For the moment, anyway, but the oars were as old as the boat and I didn’t need to see them clearly to know they were straining. My heart skipped a beat, then another, and then felt like it stopped altogether as I realized that I had a reprieve I hadn’t earned and a hand clutching a lifeline if only I could get it open. And I got it open, biting and tearing and then staring around for somewhere to put the little patch, because these things activated fast.

But everything was wet—everything, even the boards passing for seats. Which were getting hit with just as much spray as I was and which had already been damp from soaked clothing and soggy derrieres to the point that there wasn’t a single dry spot left, not even underneath. So I slapped it down on a wet one, shielding it with my body and praying.

Only to have it float up like lunch on the space station, and how freaking stupid was that?

“They couldn’t make these waterproof?” I screamed at Pritkin, who didn’t understand me.

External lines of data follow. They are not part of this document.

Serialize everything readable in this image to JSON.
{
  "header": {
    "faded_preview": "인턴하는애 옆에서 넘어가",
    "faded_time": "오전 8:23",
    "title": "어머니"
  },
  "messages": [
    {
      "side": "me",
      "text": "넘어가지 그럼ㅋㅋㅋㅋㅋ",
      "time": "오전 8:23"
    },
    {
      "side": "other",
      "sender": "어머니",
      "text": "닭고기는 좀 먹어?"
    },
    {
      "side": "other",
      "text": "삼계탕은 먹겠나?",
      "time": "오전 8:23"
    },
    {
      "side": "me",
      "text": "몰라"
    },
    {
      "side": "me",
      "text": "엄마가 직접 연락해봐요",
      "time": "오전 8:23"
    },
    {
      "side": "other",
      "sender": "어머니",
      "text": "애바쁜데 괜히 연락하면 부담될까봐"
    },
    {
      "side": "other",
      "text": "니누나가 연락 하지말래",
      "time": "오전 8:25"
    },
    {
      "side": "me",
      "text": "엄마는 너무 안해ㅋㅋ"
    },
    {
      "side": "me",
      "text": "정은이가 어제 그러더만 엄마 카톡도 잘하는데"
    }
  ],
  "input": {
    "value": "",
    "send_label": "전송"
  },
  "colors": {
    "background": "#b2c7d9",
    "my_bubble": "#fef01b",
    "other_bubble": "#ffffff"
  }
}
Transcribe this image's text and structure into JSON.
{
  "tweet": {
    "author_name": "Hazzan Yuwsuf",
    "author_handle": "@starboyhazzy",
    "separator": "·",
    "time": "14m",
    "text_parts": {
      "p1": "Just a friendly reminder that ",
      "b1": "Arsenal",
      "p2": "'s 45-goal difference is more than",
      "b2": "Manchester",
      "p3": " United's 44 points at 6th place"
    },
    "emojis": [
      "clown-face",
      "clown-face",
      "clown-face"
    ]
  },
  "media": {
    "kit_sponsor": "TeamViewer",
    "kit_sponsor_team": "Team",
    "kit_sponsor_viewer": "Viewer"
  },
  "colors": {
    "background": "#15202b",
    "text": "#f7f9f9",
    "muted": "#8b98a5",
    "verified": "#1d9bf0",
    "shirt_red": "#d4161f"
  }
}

But he was looking at the little thing with renewed interest. And then at the nearest troll. And then back at me. And then—

“Oh, holy shit!”

But there was no time for debate; there was no time for anything. Except plunging over the side a moment later, when an oar broke and Pritkin grabbed me and I grabbed the boat and the bigger troll grabbed his buddy. Who wasn’t grabbing anything because we’d just stuffed him under the seats.